In particular, textual metadata, ACLs, cutting information or anything like that is not stored on the file system!

The database never references files by absolut path or URL. At most, it stores a path relative to the configured storage.dir, but potentially in an even more implicit way.

(¹) File system = local file system, or NFS, or S3 storage or potentially others.

Derived data storage

For different purposes, it might be useful to store the same data again in a different form. For example, using a search index for full text search. (Note however: whenever possible and useful, use DB indices built into the DBMS.)

These derived data sources can be slightly behind the DB (e.g. due to indexing times), which is acceptable. However, it is crucially important that data only ever flows from the DB into other data stores, never the other way around. Deleting all derived data stores must never result in data loss as they can always be regenerated from the DB. Rebuilding derived data stores must always results in the same result, regardless of what the derived store previously contained.
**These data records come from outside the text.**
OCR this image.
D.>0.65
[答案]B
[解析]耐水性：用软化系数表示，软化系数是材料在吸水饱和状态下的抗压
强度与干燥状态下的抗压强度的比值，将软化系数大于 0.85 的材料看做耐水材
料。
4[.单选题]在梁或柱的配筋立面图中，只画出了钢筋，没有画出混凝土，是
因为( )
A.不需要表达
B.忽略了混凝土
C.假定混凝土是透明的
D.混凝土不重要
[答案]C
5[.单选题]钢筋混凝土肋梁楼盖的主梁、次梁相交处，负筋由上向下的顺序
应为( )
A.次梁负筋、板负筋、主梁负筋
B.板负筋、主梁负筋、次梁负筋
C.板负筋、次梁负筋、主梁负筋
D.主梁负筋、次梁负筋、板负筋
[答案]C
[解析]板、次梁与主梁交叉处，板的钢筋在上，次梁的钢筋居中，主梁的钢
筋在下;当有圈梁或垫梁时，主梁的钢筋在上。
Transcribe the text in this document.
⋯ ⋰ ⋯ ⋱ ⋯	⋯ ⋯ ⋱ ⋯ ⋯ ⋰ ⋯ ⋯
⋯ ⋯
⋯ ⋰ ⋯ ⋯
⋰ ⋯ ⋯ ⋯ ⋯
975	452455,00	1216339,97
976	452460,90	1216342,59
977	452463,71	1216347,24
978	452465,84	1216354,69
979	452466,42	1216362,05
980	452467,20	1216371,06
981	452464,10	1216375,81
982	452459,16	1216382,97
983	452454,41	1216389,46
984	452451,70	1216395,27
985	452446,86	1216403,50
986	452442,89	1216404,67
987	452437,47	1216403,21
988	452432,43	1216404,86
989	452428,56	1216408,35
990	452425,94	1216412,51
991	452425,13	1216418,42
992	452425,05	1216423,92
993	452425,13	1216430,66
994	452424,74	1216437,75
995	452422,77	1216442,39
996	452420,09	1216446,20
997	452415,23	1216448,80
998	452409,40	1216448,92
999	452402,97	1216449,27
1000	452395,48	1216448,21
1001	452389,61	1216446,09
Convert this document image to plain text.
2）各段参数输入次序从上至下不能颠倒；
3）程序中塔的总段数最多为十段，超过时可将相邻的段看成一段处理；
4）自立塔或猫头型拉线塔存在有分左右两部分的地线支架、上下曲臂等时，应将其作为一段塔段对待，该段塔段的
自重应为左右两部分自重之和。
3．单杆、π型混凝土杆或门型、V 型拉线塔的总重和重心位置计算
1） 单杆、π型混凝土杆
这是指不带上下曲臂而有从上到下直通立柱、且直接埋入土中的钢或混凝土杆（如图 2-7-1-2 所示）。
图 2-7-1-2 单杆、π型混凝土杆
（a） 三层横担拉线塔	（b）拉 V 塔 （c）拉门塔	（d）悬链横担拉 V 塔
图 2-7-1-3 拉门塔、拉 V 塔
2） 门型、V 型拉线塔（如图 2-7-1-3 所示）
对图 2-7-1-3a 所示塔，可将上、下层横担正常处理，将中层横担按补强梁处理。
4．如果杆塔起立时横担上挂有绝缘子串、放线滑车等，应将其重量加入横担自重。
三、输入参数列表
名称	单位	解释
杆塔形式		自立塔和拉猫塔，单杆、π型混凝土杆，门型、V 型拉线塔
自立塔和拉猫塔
Opencast should do its best to keep the derived data stores in sync in a timely manner.

Promised properties

This data model promises certain properties about certain fields/data, for example: "there is a non-empty title", "this is an array of strings" or "the duration matches the duration all tracks".

  • It's Opencast's responsibility to ensure these properties. Whenever an entity is added or changed, these properties need to be maintained, usually by rejecting the change request (e.g. 4xx response in API).
  • If an entity does not have these properties, this should be considered a bug in Opencast and should be fixed ASAP.
    • We should never find us in the situation where external apps (e.g. LMS plugins) need to work around a broken property of Opencast.
  • The same goes for legacy events, which might be broken in the new model. They cannot be kept as is, they need to be changed/migrated to exhibit these properties.
  • The implementation should try, wherever possible, to make broken events impossible to represent. As a simple example, the title field in the DB should be non null.

Well defined API response

While not technically part of the data model, the possible responses of APIs should be well defined and documented. The documentation should automatically be derived from the code in order to keep it up to date (which otherwise will absolutely fail). The implementation details need to be figured out, but the idea is that the same "code" (e.g. a Java record definition with attributes) that leads to the serialized API response is also used as source for the documentation.

Users of the API should never need to look at an actual response to know what to expect. An actual response is always something specific and does not communicate what fields are optional and what possible values to expect for each field.